Mrs Pandervil opened the door. ‘We must carry her upstairs, to Flisher’s room. Ah, the disgrace of it! The wickedness!’
‘I’m not fainted,’ murmured Jinny. ‘I can walk. Let me go.’
She leaned heavily on Egg’s arm; Mrs Pandervil supported her on the other side. ‘Poor deary, the pains are on her. Steady now, and we’ll put you to bed.’
‘Let me carry her, Mother. She’s no weight.’

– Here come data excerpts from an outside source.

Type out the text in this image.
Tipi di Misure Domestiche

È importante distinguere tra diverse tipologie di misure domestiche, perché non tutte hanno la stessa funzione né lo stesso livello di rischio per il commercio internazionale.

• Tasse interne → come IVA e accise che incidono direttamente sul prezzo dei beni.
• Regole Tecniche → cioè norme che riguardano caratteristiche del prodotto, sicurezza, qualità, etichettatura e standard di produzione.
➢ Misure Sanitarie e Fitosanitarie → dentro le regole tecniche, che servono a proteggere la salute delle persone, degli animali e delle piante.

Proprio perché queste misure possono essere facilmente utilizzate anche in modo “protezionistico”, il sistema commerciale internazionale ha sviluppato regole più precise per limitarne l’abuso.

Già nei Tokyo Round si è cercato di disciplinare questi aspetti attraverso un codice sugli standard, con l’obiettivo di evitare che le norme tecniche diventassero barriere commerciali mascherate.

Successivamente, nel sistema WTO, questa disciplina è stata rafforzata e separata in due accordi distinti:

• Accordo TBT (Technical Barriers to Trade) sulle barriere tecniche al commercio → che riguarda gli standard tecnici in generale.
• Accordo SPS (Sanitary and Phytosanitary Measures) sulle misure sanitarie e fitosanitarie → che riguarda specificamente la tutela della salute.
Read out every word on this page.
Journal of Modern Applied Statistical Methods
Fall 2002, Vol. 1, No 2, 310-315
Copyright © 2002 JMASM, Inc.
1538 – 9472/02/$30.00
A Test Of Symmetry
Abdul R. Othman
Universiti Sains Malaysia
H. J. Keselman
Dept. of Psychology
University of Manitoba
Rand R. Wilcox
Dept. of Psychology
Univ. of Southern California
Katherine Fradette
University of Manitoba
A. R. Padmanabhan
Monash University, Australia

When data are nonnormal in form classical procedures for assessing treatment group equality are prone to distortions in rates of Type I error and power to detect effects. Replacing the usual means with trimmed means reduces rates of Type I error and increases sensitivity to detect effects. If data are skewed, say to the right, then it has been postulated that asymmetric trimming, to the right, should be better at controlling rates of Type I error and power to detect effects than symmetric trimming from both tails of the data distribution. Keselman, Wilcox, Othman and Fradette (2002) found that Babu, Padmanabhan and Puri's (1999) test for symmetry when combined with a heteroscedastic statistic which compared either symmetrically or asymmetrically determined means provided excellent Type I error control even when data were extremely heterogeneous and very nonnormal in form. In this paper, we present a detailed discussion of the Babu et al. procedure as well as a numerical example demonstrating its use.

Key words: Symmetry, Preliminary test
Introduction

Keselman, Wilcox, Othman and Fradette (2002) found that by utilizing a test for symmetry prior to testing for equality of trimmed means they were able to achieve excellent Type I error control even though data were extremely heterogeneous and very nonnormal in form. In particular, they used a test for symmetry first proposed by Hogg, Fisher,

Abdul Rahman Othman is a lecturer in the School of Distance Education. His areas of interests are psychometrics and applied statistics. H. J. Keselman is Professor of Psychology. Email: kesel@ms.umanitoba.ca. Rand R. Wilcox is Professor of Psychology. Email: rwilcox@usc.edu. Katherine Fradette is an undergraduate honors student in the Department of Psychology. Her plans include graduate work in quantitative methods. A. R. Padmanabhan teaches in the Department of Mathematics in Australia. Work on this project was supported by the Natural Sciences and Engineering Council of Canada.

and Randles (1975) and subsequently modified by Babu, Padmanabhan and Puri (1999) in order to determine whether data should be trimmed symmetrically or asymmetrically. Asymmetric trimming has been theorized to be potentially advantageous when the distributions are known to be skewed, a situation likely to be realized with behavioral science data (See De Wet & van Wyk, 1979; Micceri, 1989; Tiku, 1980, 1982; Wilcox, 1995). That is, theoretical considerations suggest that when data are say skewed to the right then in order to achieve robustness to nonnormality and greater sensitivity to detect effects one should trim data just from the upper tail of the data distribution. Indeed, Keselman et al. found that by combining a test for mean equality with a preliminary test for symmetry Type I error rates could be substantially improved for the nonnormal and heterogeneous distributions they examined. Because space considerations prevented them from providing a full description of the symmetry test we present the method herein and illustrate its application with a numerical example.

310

He lifted the girl from the ground, and with her arms clinging round his neck he felt Willy’s strength flowing in his veins and rippling in his muscles. The burden was a heavy one, but he supported it with ease, his mind fixed on the task yet
able to afford hospitality still to all manner of random thoughts. His step was confident, careful; his heart joyous. Jinny, her head sinking on his shoulder, moaned in pain; but he mounted the stairs exultantly, conscious of his mother hovering in the rear, and half-conscious of the fancy that it was Willy himself he was carrying in his arms. When, after a long journey, a crowded little interval of time, he at last laid down his precious burden on the bed, he heard the voice of Mrs Pandervil, a mother newly restored to him, murmuring: ‘There, there, my lamb! We’ve got you safe! Mother’s got you!’ And he realized with a pang that indeed something living, something that was marvellously and mysteriously Willy, was struggling to be born into the world of light.
Chapter the Second
Monica
1
During all that winter he had been from time to time aware of the little prickings of a new revelation, of something struggling—as the child had struggled in Jinny’s womb—to be born in his consciousness; and when orchards flowered again, and hedges became warm with the first scent of hawthorn, the world of sense seemed burdened for him with a secret message whose purport he could not as yet surmise. Jinny’s child, although it bore traces of being Willy’s too, ceased, soon after it was born, to hold any strong interest for him. It was a baby like other babies. It lacked teeth; it lacked hair; it was very small; and it was called, inevitably, Billy. Egg liked the creature well enough and would have done anything in reason for its comfort and safety, but he was aware of it as an organism rather than as an individual. He took pleasure, however, in observing Jinny’s maternal infatuation; and was satisfied that there would be no more talk of turning Jinny out. Mrs Pandervil—not maliciously, perhaps not willingly, but rather as a matter of plain duty—had advertised her sense of the danger of exposing her daughters to such moral corruption as Jinny stood for. But the balance of opinion was against her; even Sarah, plain and precise and in imminent danger of becoming an old maid, begged her not to mention the matter again, lest it should reach the ears of the young mother herself. In fact, against all the canons of decency and justice, the sinner was made much of, and the child of sin waxed fat. The Pandervil girls competed jealously for its favour; Mr Pandervil, on one occasion, made an indulgent clucking noise at it; and even Algernon, now a fervent farmer, had his sentimental moments. Egg alone, Egg who had first championed its cause, appeared but mildly interested in the child. He already, in a sense, was settling down into the routine of hard healthy drudgery, eating, sleeping, working. Everything that happened, happened; he had almost ceased to wonder why; and he had, for the time being, quite ceased to bother his head with those queer speculations about other people’s lives, other creatures’ lives, which had once occupied his private thoughts. He had become self-absorbed, troubled by a sense of something beyond, something just out of reach, to which he was perhaps moving. Anonymous expectancy agitated his few reflective moments.